Keywords:helium, isotope, Izu-Oshima, volcanic gas, hot spring
Izu-Oshima is an active volcanic island located around 100 km SSW of Tokyo. The center of the island is occupied by a caldera complex with a diameter of 3 km. A large post-caldera cone known as Mt. Mihara is located at the south-western quadrant of the caldera. During the last 10,000 years, large-scale eruptive activities have occurred repeatedly once every 100-150 years. The historical activity of the present Izu-Oshima volcano, including Mt. Mihara was well documented since 7th century A.D. The last magmatic eruption occurred in 1986, followed by small eruptions emitting volcanic ash and steam until 1990. Secular variations in 3He/4He ratios of steam from an observation well located about 3 km north of Mt. Mihara have been intermittently collected and analyzed since October 1986, about a month before the beginning of the last magmatic eruption. The 3He/4He increased to 5.5 Ra, where Ra denotes the atmospheric 3He/4He ratio of 1.4x10-6, resulting from an increase in relative contribution of magmatic helium. After the 3He/4He peak in 1988, the 3He/4He ratios of the steam well gases decreased gradually due to depletion of magmatic gas emission and subsequent mixing with atmospheric helium entering the hydrothermal system (Sano et al., 1991; 1995; Shimoike and Notsu, 2000; this study). The present 3He/4He value of the steam gas is around 1.4 Ra, which is close to the value observed before the 1986 eruption (1.7 Ra), indicating magmatic helium discharge has returned to the level before the last activity.
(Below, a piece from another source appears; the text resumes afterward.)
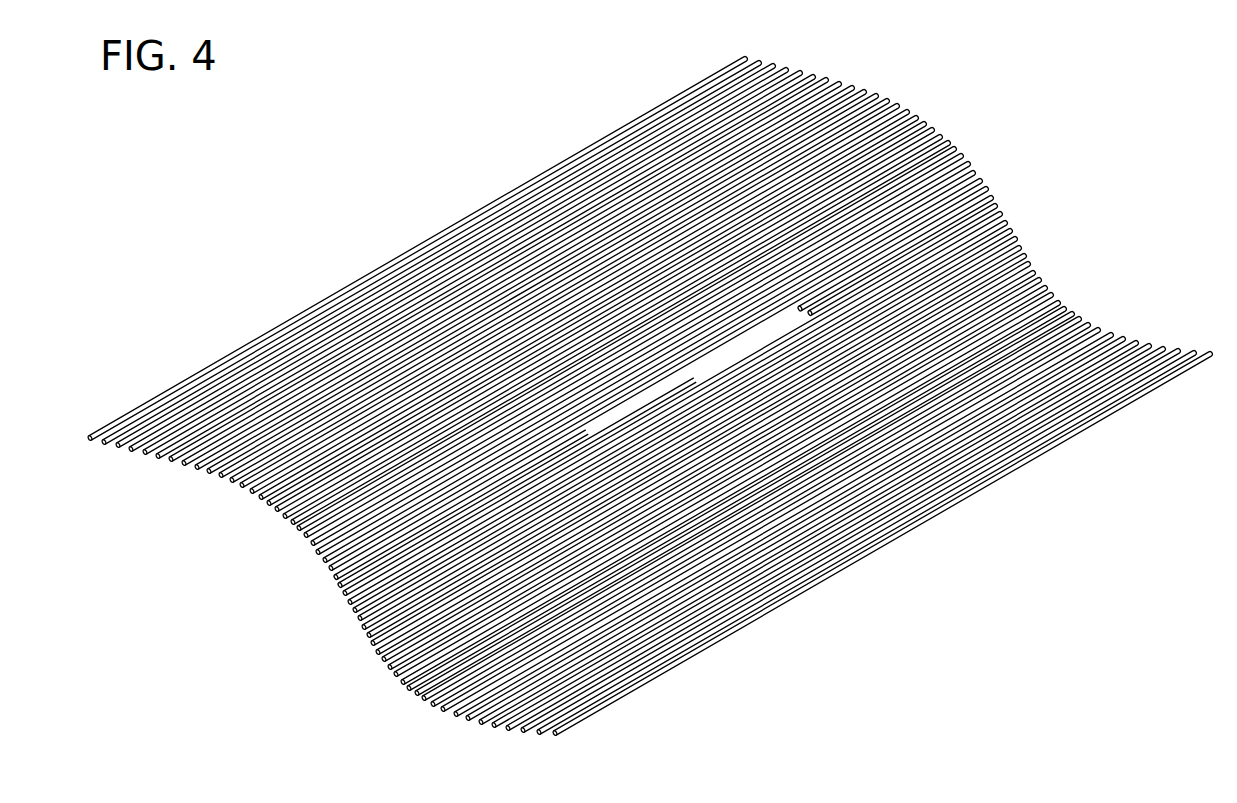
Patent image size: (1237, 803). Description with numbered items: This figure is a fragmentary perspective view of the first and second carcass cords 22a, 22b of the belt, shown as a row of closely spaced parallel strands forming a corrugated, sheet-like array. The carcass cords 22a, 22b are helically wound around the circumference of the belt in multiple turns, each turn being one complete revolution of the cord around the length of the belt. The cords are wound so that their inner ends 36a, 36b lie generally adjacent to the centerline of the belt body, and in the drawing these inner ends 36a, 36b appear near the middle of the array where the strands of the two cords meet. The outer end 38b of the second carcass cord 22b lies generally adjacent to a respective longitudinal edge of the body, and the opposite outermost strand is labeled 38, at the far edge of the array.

The corrected 3He/4He ratios for the atmospheric contamination based on 4He/20Ne ratio range from 5.9 to 6.5 Ra during the last activity between 1987 and 1990. The isotope ratios of helium dissolved in hot-spring water collected from a well 50 m east of the observation steam well in 2001 and 2016 were about 6.3 Ra after air-contamination. It is unlikely that mixing ratio of crustal helium (dominantly 4He) and magmatic helium in the hydrothermal system has been constant for 30 years, thus the air-corrected 3He/4He ratio can be regarded as that of the magma. These indicate magmatic helium with 3He/4He ratio of ca. 6.3 Ra still has discharged without significant change in isotope ratio since the last eruption. The 3He/4He value of the magma is lower than the typical mantle value (8 ± 1 Ra), suggesting crustal helium contamination to the magma chamber.
References: Sano et al. (1991) Earth Planet. Sci. Lett. 107, 95-100. Sano et al. (1995) J. Volcanol. Geotherm. Res. 64, 83-94. Shimoike & Notsu (2000) J. Volcanol. Geotherm. Res. 101, 211-221.